Depuis deux ans et demi, la région de Ghardaïa dans le sud algérien est le théâtre de heurts récurrents entre Arabes et Berbères. Le bilan des affrontements de ces deux derniers jours a forcé le président Abdelaziz Bouteflika a convoquer une réunion d'urgence, fait inédit depuis le début de cette crise.
Les violences des dernières 24 heures se sont concentrées à Guerrara (120 km au nord-est de Ghardaïa), l'une des principales villes mozabites, une minorité ethnico-religieuse berbère et ibadite.

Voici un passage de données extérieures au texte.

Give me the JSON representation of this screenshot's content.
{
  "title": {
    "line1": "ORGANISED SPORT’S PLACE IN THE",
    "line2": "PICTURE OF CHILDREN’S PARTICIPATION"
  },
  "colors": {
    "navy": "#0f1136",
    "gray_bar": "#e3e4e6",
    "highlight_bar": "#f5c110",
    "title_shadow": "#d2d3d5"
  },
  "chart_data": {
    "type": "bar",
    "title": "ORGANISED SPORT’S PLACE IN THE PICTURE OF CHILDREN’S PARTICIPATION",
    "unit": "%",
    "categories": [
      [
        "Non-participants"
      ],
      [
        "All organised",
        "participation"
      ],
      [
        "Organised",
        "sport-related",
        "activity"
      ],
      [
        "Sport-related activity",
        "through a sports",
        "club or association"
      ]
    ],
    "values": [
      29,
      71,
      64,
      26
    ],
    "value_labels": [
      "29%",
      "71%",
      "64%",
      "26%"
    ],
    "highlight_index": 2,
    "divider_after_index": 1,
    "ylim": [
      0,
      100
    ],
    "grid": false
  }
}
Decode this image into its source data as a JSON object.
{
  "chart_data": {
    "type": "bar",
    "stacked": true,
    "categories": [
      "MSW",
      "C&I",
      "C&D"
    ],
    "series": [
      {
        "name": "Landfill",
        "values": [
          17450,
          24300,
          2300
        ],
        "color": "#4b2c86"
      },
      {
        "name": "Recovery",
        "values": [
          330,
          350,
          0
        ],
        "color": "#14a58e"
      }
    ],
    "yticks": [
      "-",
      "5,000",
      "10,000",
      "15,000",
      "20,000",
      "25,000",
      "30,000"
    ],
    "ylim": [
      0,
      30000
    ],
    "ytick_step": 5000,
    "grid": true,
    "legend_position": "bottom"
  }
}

Dix-neuf personnes sont mortes rien que dans cette ville, selon un bilan de l'APS.
"La situation est très grave: ce n'est plus des affrontements mais du terrorisme", s'est indigné un notable mozabite interrogé par l'AFP. Des armes de guerre et des fusils de chasse ont été utilisés à Guerrara, contrôlée à ses quatre entrées par des "hordes armées", a-t-il affirmé.
Le bilan de 22 morts est le plus lourd enregistré dans cette région de la vallée du M'zab, où une dizaine de personnes avaient au total été tuées depuis le début des affrontements en décembre 2013.
En deux ans et demi, des centaines de maisons ont été incendiées dans les violences, et de nombreux usines, ateliers et locaux endommagés.
- Important dispositif de sécurité -
Les heurts ont repris début juillet, entraînant le déploiement de forces antiémeutes qui font régulièrement usage de gaz lacrymogènes pour les disperser.
Mercredi, les affrontements se poursuivaient à Ghardaïa, la principale ville du Mzab, une cité touristique célèbre pour son architecture particulière et classée au patrimoine mondial de l'Unesco. Des heurts avaient aussi lieu à Guerarra (à 120 km au nord-est de Ghardaïa) et à Bériane (à 45 km de Ghardaïa).
Des locaux commerciaux, des véhicules de particuliers, des palmeraies, du mobilier urbain et des édifices publics ont été incendiés ou ont subi des dégradations, selon APS.
Un imposant dispositif sécuritaire a été mobilisé, avec des renforts partis d'Alger, a indiqué une source sécuritaire à l'AFP. Le commandant de la 4e région militaire, comprenant une large partie du Sahara, était sur place.
Le ministre de l'Intérieur, Nourredine Bedoui, s'est aussi rendu sur les lieux, après une précédente visite vendredi où il avait tenté de réunir, en vain, les deux communautés en vue de rétablir le calme.
On ignore pour le moment la cause précise de cette nouvelle flambée de violences.
De nombreux différends, en particulier d'ordre foncier, opposent Arabes et Berbères, qui cohabitent depuis des siècles.
La région est notamment confrontée à une lutte pour l'appropriation d'un espace de plus en plus réduit sur fond de libéralisation économique. La forte urbanisation suivie de l'arrivée de nouveaux habitants menace aussi l'équilibre démographique largement favorable aux mozabites qui restent majoritaires dans leur vallée, aux portes du Sahara.